Revision as of 11:58, 8 January 2020

Structure of the microcompartment-associated aminopropanol kinaseStructure of the microcompartment-associated aminopropanol kinase

Structural highlights

6ef6 is a 1 chain structure with sequence from Mycs2. Full crystallographic information is available from OCA. For a guided tour on the structure components use FirstGlance.
Ligands:, , ,
Gene:MSMEG_0270 (MYCS2)
Resources:FirstGlance, OCA, PDBe, RCSB, PDBsum, ProSAT

Publication Abstract from PubMed

Bacterial microcompartments encapsulate enzymatic pathways that generate small, volatile, aldehyde intermediates. The Rhodococcus and Mycobacterium microcompartment (RMM) operon from Mycobacterium smegmatis encodes four enzymes, including (S)-1-amino-2-propanol dehydrogenase and a likely propionaldehyde dehydrogenase. We show here that a third enzyme (and its nonmicrocompartment-associated paralog) is a moderately specific (S)-1-amino-2-propanol kinase. We determined the structure of apo-aminopropanol kinase at 1.35 A, revealing that it has structural similarity to hexosamine kinases, choline kinases, and aminoglycoside phosphotransferases. We modeled substrate binding, and tested our model by characterizing key enzyme variants. Bioinformatics analysis established that this enzyme is widespread in Actinobacteria, Proteobacteria, and Firmicutes, and is very commonly associated with a candidate phospholyase. In Rhizobia, aminopropanol kinase is generally associated with aromatic degradation pathways. In the RMM (and the parallel pathway that includes the second paralog), aminopropanol kinase likely degrades aminoacetone through a propanolamine-phosphate phospho-lyase-dependent pathway. These enzymatic activities were originally described in Pseudomonas, but the proteins responsible have not been previously identified.

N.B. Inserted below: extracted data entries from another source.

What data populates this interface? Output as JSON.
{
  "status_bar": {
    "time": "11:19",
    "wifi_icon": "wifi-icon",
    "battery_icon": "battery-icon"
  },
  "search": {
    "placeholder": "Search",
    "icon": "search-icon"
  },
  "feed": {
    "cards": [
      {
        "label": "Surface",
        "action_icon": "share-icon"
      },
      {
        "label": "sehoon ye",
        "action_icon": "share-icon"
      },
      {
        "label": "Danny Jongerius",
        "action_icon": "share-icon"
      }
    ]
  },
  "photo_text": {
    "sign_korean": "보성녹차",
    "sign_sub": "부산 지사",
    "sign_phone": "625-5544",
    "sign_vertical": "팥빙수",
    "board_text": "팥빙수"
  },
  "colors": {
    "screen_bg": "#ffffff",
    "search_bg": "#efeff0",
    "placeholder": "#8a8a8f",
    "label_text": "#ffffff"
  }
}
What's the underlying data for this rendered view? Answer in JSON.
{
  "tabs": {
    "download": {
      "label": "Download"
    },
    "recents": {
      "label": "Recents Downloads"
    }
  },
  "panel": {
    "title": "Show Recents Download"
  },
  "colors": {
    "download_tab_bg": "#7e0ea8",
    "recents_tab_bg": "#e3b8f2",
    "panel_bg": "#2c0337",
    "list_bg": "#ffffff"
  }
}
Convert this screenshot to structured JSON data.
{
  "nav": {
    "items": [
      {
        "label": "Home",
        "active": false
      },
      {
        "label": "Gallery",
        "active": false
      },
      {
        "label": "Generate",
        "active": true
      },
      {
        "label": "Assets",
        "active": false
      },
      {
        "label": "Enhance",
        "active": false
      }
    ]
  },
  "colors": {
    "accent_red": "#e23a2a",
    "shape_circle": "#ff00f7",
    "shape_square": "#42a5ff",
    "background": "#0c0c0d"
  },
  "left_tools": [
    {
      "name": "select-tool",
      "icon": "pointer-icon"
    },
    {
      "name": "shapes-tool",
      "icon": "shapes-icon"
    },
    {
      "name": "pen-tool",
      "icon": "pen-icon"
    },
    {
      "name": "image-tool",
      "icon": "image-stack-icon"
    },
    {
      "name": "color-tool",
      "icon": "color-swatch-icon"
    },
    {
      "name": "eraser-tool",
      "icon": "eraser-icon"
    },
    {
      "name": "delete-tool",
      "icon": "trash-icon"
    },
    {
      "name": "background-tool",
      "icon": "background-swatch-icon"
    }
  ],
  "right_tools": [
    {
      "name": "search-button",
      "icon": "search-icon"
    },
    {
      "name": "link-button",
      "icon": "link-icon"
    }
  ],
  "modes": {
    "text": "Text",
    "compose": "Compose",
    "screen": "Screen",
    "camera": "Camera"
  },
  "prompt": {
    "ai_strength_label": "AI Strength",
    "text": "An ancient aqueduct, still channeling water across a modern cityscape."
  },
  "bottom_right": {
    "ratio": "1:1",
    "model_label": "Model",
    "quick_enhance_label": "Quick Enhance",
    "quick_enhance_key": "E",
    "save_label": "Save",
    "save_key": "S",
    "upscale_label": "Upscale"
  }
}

Bacterial microcompartments typically co-encapsulate enzymes which can regenerate required co-factors, but the RMM enzymes require four biochemically distinct co-factors with no overlap. This suggests that either the RMM shell can uniquely transport multiple co-factors in stoichiometric quantities, or that all enzymes except the phospho-lyase reside outside of the shell. In summary, aminopropanol kinase is a novel enzyme found in diverse bacteria and multiple metabolic pathways; its presence in the RMM implies that this microcompartment degrades aminoacetone, using a pathway that appears to violate some established precepts as to how microcompartments function.

Structural and kinetic characterization of (S)-1-amino-2-propanol kinase from the aminoacetone utilization microcompartment of Mycobacterium smegmatis.,Mallette E, Kimber MS J Biol Chem. 2018 Dec 21;293(51):19909-19918. doi: 10.1074/jbc.RA118.005485. Epub, 2018 Oct 25. PMID:30361441[1]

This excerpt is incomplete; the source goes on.